Although Spaulding’s human resources director responded by putting Lacasse on paid leave while she conducted the investigation, Lacasse, who had earlier retained counsel, notified Spaulding that, based on her doctor’s advice, she was quitting, effective immediately. Lacasse sued Spaulding, claiming, inter alia, constructive wrongful discharge and negligent supervision. The defendant’s answer claimed in part that Couto had been counseled and that Lacasse had reported that the relationship had improved after her performance evaluation. The trial court dismissed the constructive discharge claim, holding that the incidents did “not rise to the level” necessary to justify the plaintiff’s claim and dismissed the negligent supervision claim as barred by the Workers’ Compensation Act.


The supreme court surprised few with its Oct. 13, 2006 ruling on Lacasse v. Spaulding Youth Center by upholding the tossing of the negligent supervision claim, since all negligence claims against an employer have been barred by the workers compensation law for decades; but it surprised many when it reinstated the constructive termination claim, holding that a jury could reasonably find that in light of the information learned from Couto at her hiring interview (which was ignored by the trial court), “that a reasonable person in the plaintiff’s position would conclude that Couto was trying to drive her out, and that the relatively short period of mistreatment was only the beginning of a campaign of abuse that would continue until she quit. A jury could further find that a reasonable person would resign at that point rather than endure the continued mistreatment.”
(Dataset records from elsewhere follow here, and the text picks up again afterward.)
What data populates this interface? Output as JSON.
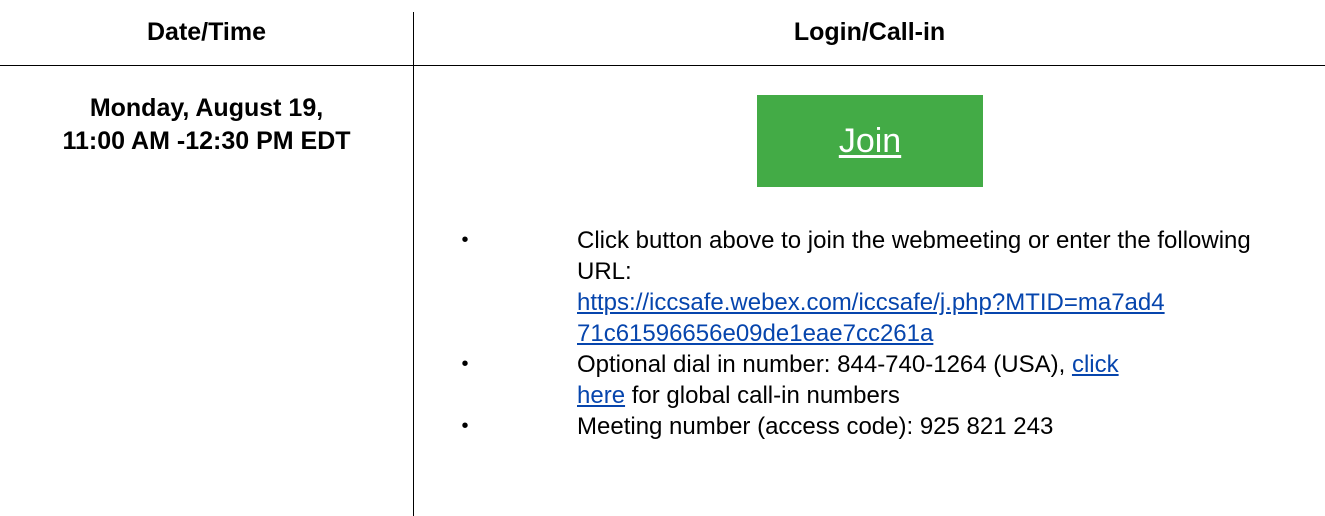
{
  "table": {
    "headers": {
      "date_time": "Date/Time",
      "login_call_in": "Login/Call-in"
    },
    "date": {
      "line1": "Monday, August 19,",
      "line2": "11:00 AM -12:30 PM EDT"
    },
    "join_button": {
      "label": "Join",
      "color": "#43ab46"
    },
    "items": [
      {
        "text": "Click button above to join the webmeeting or enter the following URL:",
        "link_line1": "https://iccsafe.webex.com/iccsafe/j.php?MTID=ma7ad4",
        "link_line2": "71c61596656e09de1eae7cc261a"
      },
      {
        "text_before": "Optional dial in number: 844-740-1264 (USA), ",
        "link_text_line1": "click",
        "link_text_line2": "here",
        "text_after": " for global call-in numbers"
      },
      {
        "text": "Meeting number (access code): 925 821 243"
      }
    ],
    "bullet_glyph": "•",
    "link_color": "#0645ad"
  }
}
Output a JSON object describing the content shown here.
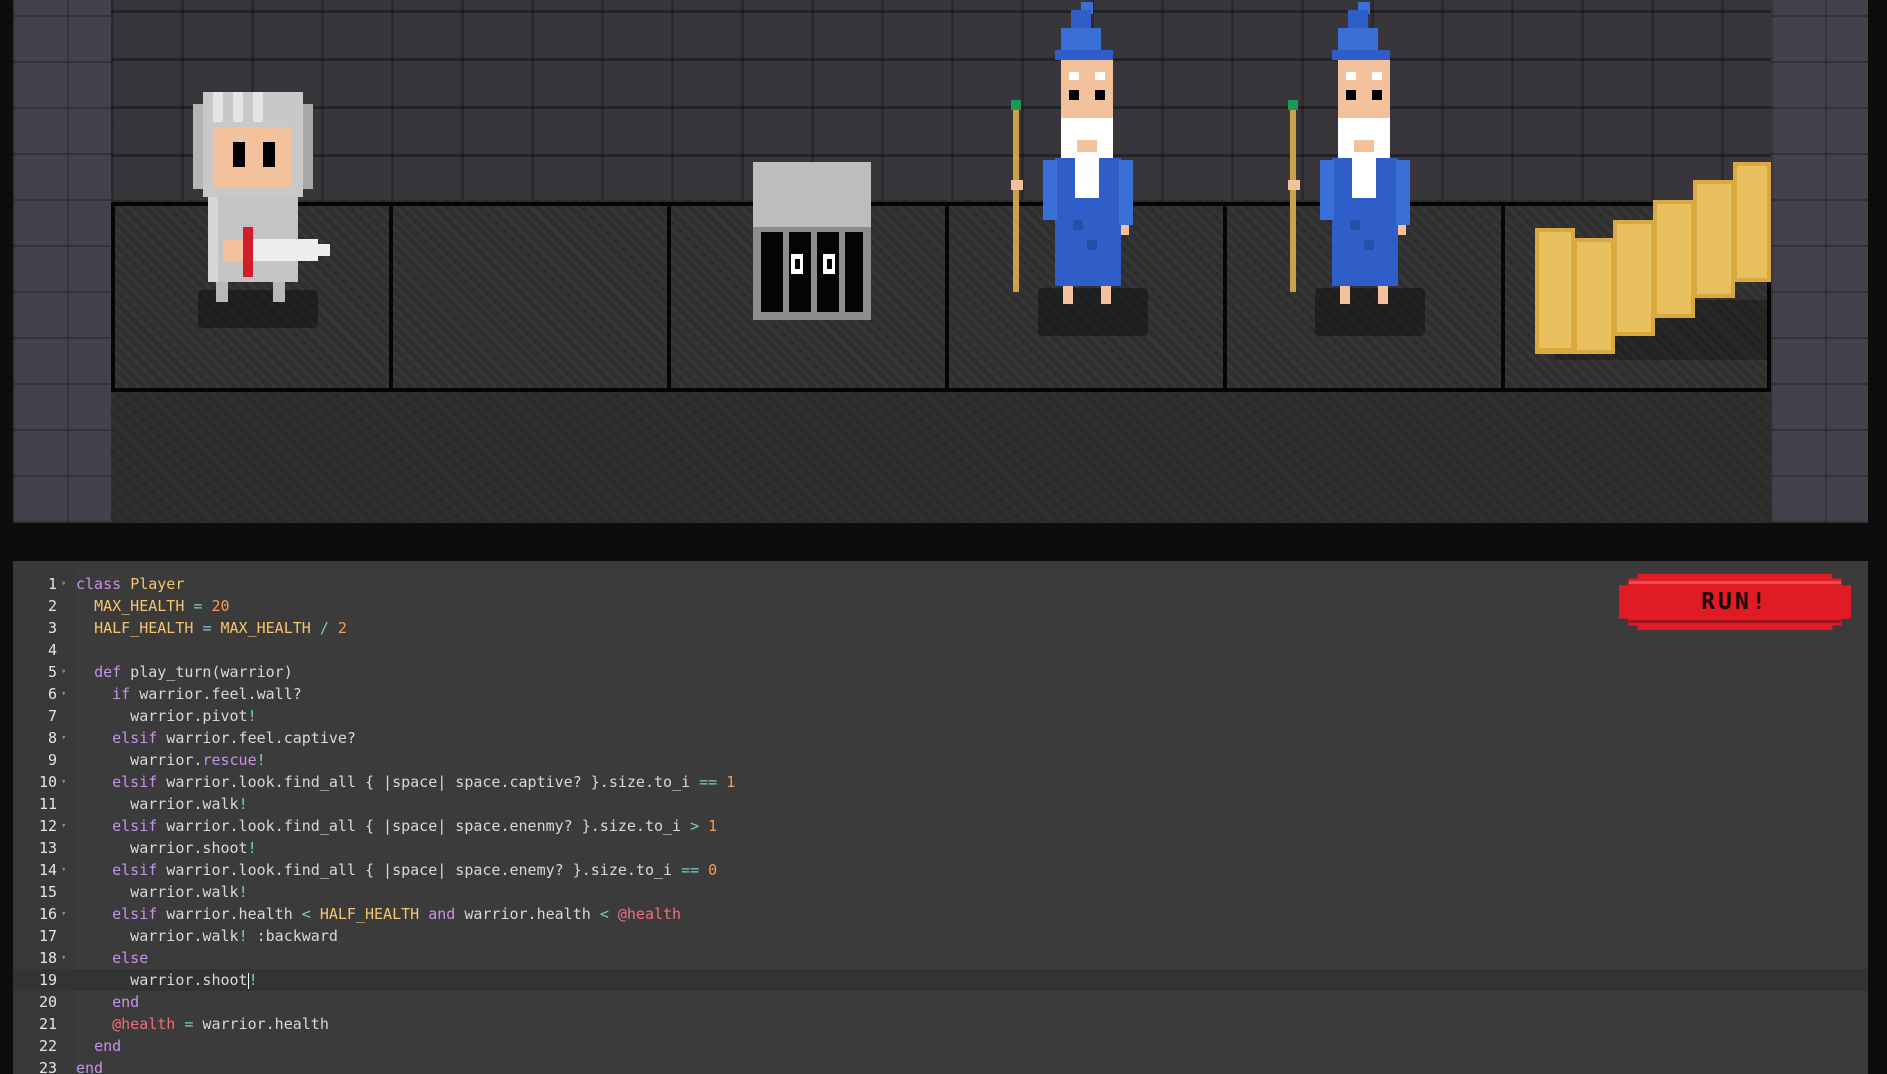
{
  "run_button": {
    "label": "RUN!"
  },
  "scene": {
    "tiles": 6,
    "entities": [
      "warrior",
      "captive",
      "wizard",
      "wizard",
      "stairs"
    ]
  },
  "editor": {
    "active_line": 19,
    "lines": [
      {
        "n": "1",
        "fold": true,
        "code": "class Player"
      },
      {
        "n": "2",
        "fold": false,
        "code": "  MAX_HEALTH = 20"
      },
      {
        "n": "3",
        "fold": false,
        "code": "  HALF_HEALTH = MAX_HEALTH / 2"
      },
      {
        "n": "4",
        "fold": false,
        "code": ""
      },
      {
        "n": "5",
        "fold": true,
        "code": "  def play_turn(warrior)"
      },
      {
        "n": "6",
        "fold": true,
        "code": "    if warrior.feel.wall?"
      },
      {
        "n": "7",
        "fold": false,
        "code": "      warrior.pivot!"
      },
      {
        "n": "8",
        "fold": true,
        "code": "    elsif warrior.feel.captive?"
      },
      {
        "n": "9",
        "fold": false,
        "code": "      warrior.rescue!"
      },
      {
        "n": "10",
        "fold": true,
        "code": "    elsif warrior.look.find_all { |space| space.captive? }.size.to_i == 1"
      },
      {
        "n": "11",
        "fold": false,
        "code": "      warrior.walk!"
      },
      {
        "n": "12",
        "fold": true,
        "code": "    elsif warrior.look.find_all { |space| space.enenmy? }.size.to_i > 1"
      },
      {
        "n": "13",
        "fold": false,
        "code": "      warrior.shoot!"
      },
      {
        "n": "14",
        "fold": true,
        "code": "    elsif warrior.look.find_all { |space| space.enemy? }.size.to_i == 0"
      },
      {
        "n": "15",
        "fold": false,
        "code": "      warrior.walk!"
      },
      {
        "n": "16",
        "fold": true,
        "code": "    elsif warrior.health < HALF_HEALTH and warrior.health < @health"
      },
      {
        "n": "17",
        "fold": false,
        "code": "      warrior.walk! :backward"
      },
      {
        "n": "18",
        "fold": true,
        "code": "    else"
      },
      {
        "n": "19",
        "fold": false,
        "code": "      warrior.shoot!"
      },
      {
        "n": "20",
        "fold": false,
        "code": "    end"
      },
      {
        "n": "21",
        "fold": false,
        "code": "    @health = warrior.health"
      },
      {
        "n": "22",
        "fold": false,
        "code": "  end"
      },
      {
        "n": "23",
        "fold": false,
        "code": "end"
      }
    ]
  },
  "colors": {
    "keyword": "#c792ea",
    "constant": "#f6c46a",
    "number": "#f39c5a",
    "operator": "#6fd0d0",
    "ivar": "#f26d7d",
    "run_button": "#e01b24"
  }
}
Debra: Lacasse and Scannell suggest that the standard for what constitutes severe, pervasive and egregious conduct has shifted, and it is more likely that claims for wrongful termination based upon constructive discharge will go to a jury. The 4th Circuit in Williams v. Giant Food, Inc. got it right. “Dissatisfaction with work assignments, a feeling of being unfairly criticized, or difficult or unpleasant working conditions are not so intolerable as to compel a reasonable person to resign.”